Culture

On nous écrit – Rétrospective de l’artiste plasticien Salah Ben Amor : L’art unificateur d’un insulaire

  • 6 juillet 2026
  • 4 min de lecture
On nous écrit – Rétrospective de l’artiste plasticien Salah Ben Amor : L’art unificateur d’un insulaire

Originaire des îles Kerkennah, où il est né au début des années 1950, l’artiste plasticien contemporain tunisien Salah Ben Amor investit le Musée de la Ville de Tunis. Sa riche rétrospective y mêle créations nouvelles et anciennes. L’exposition porte un titre mystérieux, métaphore de la vie qui illustre toute l’énigme posée par l’art.

Trois installations, une vingtaine de tableaux à l’acrylique, autant de sculptures façonnées dans différents matériaux et techniques et autant de tapisseries murales occupent le vaste espace lumineux du rez-de-chaussée. Au total soixante œuvres se déploient à travers les salles en enfilade, du Palais Kheireddine, au cœur de la médina de Tunis.

Ce « vagabond de l’art », comme l’appellent ses amis, est un touche-à-tout insatiable quand il s’agit de faire travailler ses mains. Bon vivant, au tempérament sauvage et rebelle, cet artiste plasticien, doté d’une sensibilité extrême, est pourtant capable d’une grande douceur. Salah Ben Amor bouscule la bienséance et défie les conventions. Il incarne l’essence même de l’artiste contemporain novateur.

Nomade de la matière

Son art adhère à sa vie. Ses incessants déplacements entre son île et Sfax font de lui un nomade permanent à la recherche d’un équilibre entre la campagne et la ville, entre ses navigations dans sa barque et ses retours sur la terre ferme. La mer, les vagues, les filets, les cordes, les rames, les embarcations connaissent bien Salah Ben Amor. À peine quitte-t-il la mer où il vogue et pêche, qu’il y revient. Travaillant à l’air libre, à la plage, devant sa maison, devant son dépôt où sur un terrain vague.

Partout ou il est possible d’être en contact avec la matière, l’air, la lumière, la terre et l’eau, Salah Ben Amor ne recule pas à dompter n’importe quel matériau. Bronze, inox, cuivre,marbre,cuir, corde, résine, laine, peinture acrylique, toile, tissu ; absolument tout l’interpelle.

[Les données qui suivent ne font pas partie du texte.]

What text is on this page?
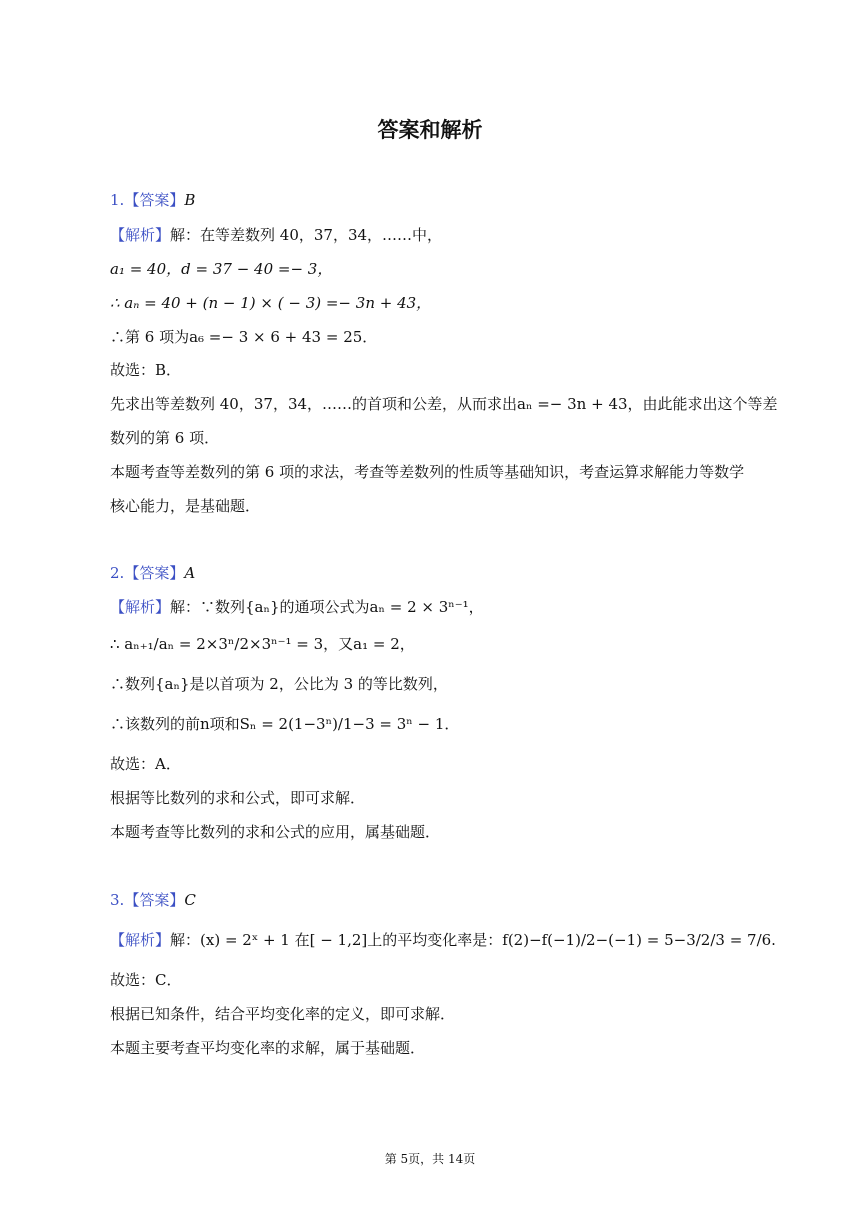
答案和解析
1.【答案】B
【解析】解：在等差数列 40，37，34，……中，
a₁ = 40，d = 37 − 40 =− 3，
∴ aₙ = 40 + (n − 1) × ( − 3) =− 3n + 43，
∴第 6 项为a₆ =− 3 × 6 + 43 = 25．
故选：B．
先求出等差数列 40，37，34，……的首项和公差，从而求出aₙ =− 3n + 43，由此能求出这个等差
数列的第 6 项．
本题考查等差数列的第 6 项的求法，考查等差数列的性质等基础知识，考查运算求解能力等数学
核心能力，是基础题．
2.【答案】A
【解析】解：∵数列{aₙ}的通项公式为aₙ = 2 × 3ⁿ⁻¹，
∴ aₙ₊₁/aₙ = 2×3ⁿ/2×3ⁿ⁻¹ = 3，又a₁ = 2，
∴数列{aₙ}是以首项为 2，公比为 3 的等比数列，
∴该数列的前n项和Sₙ = 2(1−3ⁿ)/1−3 = 3ⁿ − 1．
故选：A．
根据等比数列的求和公式，即可求解．
本题考查等比数列的求和公式的应用，属基础题．
3.【答案】C
【解析】解：(x) = 2ˣ + 1 在[ − 1,2]上的平均变化率是：f(2)−f(−1)/2−(−1) = 5−3/2/3 = 7/6.
故选：C．
根据已知条件，结合平均变化率的定义，即可求解．
本题主要考查平均变化率的求解，属于基础题．
第 5页，共 14页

S’engage alors un dialogue de corps à corps avec le matériau, voire à un combat pour l’amadouer, l’assouplir et lui donner une courbe délicate. Ses mains aux doigts habiles parlent de leur affrontement avec la matière dure.

À les observer en action, on comprend leur lien intime avec les sujets de ses œuvres, où la présence constante de trois traits parallèles est frappante à l’instar de la sculpture en marbre : « Envol », 70 x 29 x 12 cm. Finalement, les mains de Salah Ben Amor deviennent à la fois outil et sujet central de son art.

L’union des contraires

À travers les six espaces de l’exposition, cette multidisciplinarité de la pratique artistique de ce plasticien poursuit une idée récurrente : lier ce qui est séparé et maintenir ensemble les deux parties symétriques en une entité organique.

Au sein de cette structure générale, se devine la notion de couple, d’union des contraires et d’attache.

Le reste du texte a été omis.